Topics include data and program representations, computer organization effect on performance and mechanisms used for program isolation and memory management.
Specific Goals for the Course
- Document code including precondition/postcondition contracts for functions and invariants for classes.
- Determine quadratic, linear and logarithmic running time behavior in simple algorithms, write big-O expressions to describe this behavior, and state the running time behaviors for all basic operations on the data structures presented in the course.
- Create and recognize appropriate test data for simple problems, including testing boundary conditions and creating/running test cases, and writing simple interactive test programs to test any newly implemented class.
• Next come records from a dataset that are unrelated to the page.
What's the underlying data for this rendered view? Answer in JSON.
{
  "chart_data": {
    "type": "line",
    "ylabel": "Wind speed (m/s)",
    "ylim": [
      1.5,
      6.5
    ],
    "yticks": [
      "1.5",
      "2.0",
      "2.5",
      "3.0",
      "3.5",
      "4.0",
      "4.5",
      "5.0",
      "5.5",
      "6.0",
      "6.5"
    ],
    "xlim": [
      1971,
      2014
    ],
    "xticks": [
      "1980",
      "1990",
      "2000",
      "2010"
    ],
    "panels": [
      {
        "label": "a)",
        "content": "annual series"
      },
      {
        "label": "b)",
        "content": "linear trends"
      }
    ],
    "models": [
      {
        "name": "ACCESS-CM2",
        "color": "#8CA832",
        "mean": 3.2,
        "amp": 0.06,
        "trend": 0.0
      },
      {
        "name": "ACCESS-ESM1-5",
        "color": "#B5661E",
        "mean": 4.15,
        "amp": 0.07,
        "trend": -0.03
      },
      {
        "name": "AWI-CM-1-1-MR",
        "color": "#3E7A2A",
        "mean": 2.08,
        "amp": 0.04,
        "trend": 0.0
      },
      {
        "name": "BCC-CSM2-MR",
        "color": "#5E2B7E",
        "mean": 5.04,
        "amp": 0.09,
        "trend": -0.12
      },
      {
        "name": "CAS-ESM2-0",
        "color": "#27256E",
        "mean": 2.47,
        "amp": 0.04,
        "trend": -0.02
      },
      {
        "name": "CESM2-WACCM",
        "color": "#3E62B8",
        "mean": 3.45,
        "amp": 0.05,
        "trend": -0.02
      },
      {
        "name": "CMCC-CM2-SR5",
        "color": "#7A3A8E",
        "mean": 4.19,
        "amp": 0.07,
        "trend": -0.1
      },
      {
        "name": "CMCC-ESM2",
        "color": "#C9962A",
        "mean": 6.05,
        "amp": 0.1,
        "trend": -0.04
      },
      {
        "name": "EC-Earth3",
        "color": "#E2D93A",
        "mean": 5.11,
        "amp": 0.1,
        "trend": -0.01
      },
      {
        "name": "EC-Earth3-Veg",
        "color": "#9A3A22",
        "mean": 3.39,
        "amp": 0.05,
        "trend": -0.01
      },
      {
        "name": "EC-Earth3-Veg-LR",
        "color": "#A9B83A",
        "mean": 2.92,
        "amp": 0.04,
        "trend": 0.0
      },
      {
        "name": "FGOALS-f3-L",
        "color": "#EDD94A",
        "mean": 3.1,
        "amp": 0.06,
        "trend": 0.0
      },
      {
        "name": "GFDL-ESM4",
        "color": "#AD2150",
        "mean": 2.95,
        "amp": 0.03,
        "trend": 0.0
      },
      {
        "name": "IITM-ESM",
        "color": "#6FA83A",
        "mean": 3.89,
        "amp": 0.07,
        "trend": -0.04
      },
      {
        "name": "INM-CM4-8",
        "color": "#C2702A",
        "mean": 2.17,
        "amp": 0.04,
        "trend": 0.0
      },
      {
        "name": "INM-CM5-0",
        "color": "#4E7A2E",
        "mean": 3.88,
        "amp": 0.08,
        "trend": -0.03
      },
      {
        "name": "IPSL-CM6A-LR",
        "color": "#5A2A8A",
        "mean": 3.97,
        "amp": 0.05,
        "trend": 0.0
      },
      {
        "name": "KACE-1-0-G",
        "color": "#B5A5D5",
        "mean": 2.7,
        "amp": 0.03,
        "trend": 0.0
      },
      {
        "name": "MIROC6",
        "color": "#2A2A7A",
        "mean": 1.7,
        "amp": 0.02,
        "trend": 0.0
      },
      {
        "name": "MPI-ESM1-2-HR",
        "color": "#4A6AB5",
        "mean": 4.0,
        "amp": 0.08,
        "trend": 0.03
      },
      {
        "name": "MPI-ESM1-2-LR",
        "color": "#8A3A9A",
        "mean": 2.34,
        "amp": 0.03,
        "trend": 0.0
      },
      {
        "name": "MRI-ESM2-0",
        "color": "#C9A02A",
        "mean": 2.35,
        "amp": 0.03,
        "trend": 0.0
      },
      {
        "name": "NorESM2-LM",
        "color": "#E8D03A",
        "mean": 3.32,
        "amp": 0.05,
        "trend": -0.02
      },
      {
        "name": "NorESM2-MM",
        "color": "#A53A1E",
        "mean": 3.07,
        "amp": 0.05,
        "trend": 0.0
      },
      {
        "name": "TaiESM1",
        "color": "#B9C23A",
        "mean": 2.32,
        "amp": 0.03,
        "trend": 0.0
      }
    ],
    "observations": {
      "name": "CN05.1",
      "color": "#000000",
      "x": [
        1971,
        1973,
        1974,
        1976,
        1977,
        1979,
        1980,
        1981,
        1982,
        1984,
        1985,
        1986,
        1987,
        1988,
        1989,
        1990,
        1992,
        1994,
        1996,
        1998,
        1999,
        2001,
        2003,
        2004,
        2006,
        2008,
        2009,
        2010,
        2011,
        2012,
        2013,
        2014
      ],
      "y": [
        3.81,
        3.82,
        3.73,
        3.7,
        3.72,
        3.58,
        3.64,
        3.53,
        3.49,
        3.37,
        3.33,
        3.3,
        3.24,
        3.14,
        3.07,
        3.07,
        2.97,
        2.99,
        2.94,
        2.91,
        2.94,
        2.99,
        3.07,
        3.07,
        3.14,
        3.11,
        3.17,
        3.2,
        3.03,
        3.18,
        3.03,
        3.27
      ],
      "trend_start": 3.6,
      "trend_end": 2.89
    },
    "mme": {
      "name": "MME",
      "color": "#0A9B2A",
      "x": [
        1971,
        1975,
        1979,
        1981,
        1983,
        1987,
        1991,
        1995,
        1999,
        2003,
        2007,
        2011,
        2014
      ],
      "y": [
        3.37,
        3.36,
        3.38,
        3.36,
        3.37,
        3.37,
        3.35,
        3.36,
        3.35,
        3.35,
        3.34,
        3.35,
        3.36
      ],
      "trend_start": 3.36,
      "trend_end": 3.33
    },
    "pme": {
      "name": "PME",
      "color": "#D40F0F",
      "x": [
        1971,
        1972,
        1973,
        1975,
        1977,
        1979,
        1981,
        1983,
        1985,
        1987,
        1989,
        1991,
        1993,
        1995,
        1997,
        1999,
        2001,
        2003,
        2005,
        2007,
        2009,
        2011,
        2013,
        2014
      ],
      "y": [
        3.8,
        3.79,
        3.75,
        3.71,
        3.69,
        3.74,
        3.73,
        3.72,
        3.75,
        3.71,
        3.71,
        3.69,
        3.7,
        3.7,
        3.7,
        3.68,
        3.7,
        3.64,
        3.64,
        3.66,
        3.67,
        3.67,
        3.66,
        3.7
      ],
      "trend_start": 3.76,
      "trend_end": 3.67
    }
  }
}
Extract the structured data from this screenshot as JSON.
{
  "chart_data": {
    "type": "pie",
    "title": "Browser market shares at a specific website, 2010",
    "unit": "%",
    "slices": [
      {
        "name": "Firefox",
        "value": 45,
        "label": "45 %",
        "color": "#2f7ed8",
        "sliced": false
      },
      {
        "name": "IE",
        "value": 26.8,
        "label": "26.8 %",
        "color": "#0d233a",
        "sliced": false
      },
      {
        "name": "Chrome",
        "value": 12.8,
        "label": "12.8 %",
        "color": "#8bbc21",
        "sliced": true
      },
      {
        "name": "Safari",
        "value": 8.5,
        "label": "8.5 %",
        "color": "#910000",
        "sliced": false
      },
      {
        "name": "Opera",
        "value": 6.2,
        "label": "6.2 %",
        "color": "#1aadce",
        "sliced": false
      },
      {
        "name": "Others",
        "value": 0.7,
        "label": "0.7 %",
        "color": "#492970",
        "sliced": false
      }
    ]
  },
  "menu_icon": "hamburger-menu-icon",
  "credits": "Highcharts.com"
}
- Define basic data types (vector, stack, queue, priority queue, map, list).
- Specify, design and test new classes using the principle of information hiding for the following data structures: array-based collections (including dynamic arrays), list-based collections (singly-linked lists, doubly-linked lists, circular-linked lists), stacks, queues, priority queues, binary search trees, heaps, hash tables, graphs (e.g. for depth-first and breadth-first search), and at least one balanced search tree.
- Be able to describe how basic data types are stored in memory (sequential or distributed), predict what may happen when they exceed those bounds.
- Correctly use and manipulate pointer variables to change variables and build dynamic data structures.
- Determine an appropriate data structure for given problems.
- Follow, explain, trace, and be able to implement standard computer science algorithms using standard data types, such as a stack-based evaluation of arithmetic expressions or a traversal of a graph.
- Recognize situations in which a subtask is nothing more than a simpler version of the larger problem and design recursive solutions for these problems.
- Follow, explain, trace, and be able to implement binary search and a variety of quadratic sorting algorithms including mergesort, quicksort and heapsort.
- Cost of algorithms and Big O notation.
- Memory and pointers, structs, and dynamic memory allocation.
- Linked lists, stacks and queues.
- Trees: Binary trees, binary search trees, tree traversal, recursion.
- Tree balancing: red-black trees.
- Graphs: graph traversal algorithms, depth-first and breadth-first search.
- Hash tables, hash functions, collision resolution algorithms
- Algorithms for sorting, such as insertion sort, bubble sort, quick sort, and merge sort.